CP: What does it mean to be a progressive in Colorado these days?

Loflin: For a suburban mom like me, it means caring about the world that my kid grows up in. It means making sure that my nieces have the freedom to make their own choices with their own bodies, whether that fight is at the state level or at the national level. It means making sure that the community my kid lives in is one that is supportive and caring and accepting and welcoming to all.

It means that, but it also means grappling with the fact that the pandemic was scary and, in the aftermath of it, yes, there is some inflation happening. There has been tremendous inflation happening, frankly, for Coloradans, and that’s no more evident anywhere as it is in our property taxes. My home value in little Erie, Colorado, went up about 85% from 2018 to this past year. How do we start to answer the questions, how to grapple with that?

It means really addressing affordable housing if we want to make sure that our kids and parents can live in and nearby the communities that we live in. It means that, from a population perspective, ensuring that there are housing options that fit the spectrum of Colorado ages and Colorado communities.

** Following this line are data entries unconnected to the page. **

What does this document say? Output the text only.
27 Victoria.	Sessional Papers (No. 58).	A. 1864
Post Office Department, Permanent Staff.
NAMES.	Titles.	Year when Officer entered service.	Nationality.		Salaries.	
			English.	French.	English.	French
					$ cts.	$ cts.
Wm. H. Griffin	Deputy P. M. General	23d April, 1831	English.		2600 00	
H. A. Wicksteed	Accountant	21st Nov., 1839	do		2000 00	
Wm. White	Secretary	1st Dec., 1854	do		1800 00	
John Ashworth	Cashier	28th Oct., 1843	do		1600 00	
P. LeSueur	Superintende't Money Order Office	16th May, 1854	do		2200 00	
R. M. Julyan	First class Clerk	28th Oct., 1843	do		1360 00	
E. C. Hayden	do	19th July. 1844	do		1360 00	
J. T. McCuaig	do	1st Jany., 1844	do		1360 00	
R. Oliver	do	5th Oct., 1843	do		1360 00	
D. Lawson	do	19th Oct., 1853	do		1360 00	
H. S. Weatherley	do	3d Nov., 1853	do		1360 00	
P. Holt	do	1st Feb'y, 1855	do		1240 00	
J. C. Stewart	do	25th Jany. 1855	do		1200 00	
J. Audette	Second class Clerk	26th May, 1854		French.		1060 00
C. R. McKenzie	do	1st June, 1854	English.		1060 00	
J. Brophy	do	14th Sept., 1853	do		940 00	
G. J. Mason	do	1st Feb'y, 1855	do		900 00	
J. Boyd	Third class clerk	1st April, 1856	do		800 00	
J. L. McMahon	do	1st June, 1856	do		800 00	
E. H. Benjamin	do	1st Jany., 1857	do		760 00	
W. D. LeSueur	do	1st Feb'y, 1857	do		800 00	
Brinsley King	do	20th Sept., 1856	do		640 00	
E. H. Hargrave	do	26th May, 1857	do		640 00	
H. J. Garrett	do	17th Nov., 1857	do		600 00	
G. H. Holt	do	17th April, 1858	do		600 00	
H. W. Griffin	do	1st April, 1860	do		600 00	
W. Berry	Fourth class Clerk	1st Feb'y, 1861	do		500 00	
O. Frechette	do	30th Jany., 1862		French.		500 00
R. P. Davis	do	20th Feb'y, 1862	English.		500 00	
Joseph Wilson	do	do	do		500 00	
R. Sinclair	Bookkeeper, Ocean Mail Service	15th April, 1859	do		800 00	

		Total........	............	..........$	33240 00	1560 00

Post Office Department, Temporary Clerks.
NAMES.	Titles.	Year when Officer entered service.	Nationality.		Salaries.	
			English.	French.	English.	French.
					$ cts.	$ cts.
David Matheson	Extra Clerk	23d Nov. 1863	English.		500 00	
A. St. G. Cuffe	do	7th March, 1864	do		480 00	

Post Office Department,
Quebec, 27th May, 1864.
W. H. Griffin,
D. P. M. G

Being a progressive means that we are ready to continue to stand up for things like marriage equality and affordable health care. Affordable health care has taken on a whole new meaning for me. For me, that’s what it looks like. It means standing up for workers. It means standing up for the things we’ve always stood for – and pushing to continue making progress.

ProgressNow Colorado Executive Director Sara Loflin, left, stands next to a cardboard cutout of Republican U.S. Rep. Lauren Boebert at the group’s 20th anniversary gala on Oct. 14, 2023, at Casa Bonita in Lakewood.